Ein neuer Einkaufsratgeber bewertet auch die Behindertenpolitik der Firmen. Der Unternehmenstester will es den Verbraucherlnnen erleichtern die Unternehmen danach, wie weit sie ihrer gesellschaftlichen Verantwortung gerecht werden, auszuwählen.
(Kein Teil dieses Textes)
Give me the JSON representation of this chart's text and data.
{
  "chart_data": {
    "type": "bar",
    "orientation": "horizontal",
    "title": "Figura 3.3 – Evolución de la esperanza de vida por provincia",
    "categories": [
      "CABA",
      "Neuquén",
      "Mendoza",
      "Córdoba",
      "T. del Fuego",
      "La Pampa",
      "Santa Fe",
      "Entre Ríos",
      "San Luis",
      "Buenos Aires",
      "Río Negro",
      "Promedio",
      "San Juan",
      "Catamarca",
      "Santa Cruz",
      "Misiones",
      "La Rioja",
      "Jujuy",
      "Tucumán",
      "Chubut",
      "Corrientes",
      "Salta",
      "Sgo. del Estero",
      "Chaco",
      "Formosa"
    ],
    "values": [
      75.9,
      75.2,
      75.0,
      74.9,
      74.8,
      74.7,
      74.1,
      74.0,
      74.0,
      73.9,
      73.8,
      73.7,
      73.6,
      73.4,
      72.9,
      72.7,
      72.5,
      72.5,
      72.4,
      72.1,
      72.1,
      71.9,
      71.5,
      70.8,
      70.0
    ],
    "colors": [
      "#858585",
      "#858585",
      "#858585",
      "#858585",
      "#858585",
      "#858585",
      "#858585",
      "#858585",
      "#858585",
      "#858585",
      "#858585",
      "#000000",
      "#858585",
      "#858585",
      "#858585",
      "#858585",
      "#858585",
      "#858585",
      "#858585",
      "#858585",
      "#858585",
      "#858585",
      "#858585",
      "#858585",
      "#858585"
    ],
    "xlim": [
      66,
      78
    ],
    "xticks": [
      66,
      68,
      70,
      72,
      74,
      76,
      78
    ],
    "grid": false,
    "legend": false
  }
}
Neben den 'Behinderteninteressen' wurden auch Maßnahmen zur Frauenförderung und die Einstellung der Unternehmen zu Gentechnologie untersucht.
Als Maßstab für die 'Behinderteninteressen' wurde vor allem die reale Beschäftigungsquote von Menschen mit Behinderung in den Firmen herangezogen, des weiteren ob es eine Schwerbehindertenvertretung gibt und behindertengerechte bauliche Maßnahmen. Von den 50 untersuchten Unternehmen erfüllten nur 2 die gesetzlich vorgeschriebene Beschäftigungsquote von 6%. Ein weiteres entscheidendes Kriterium, das positiv bewertet wurde, ist aber die Vergabe von Aufträgen an Behinderten-werkstätten. Da dort Menschen mit Behinderungen für ein Taschengeld ausgebeutet werden, kann ich (Heike Lennartz)die positive Bewertung nicht nachvollziehen.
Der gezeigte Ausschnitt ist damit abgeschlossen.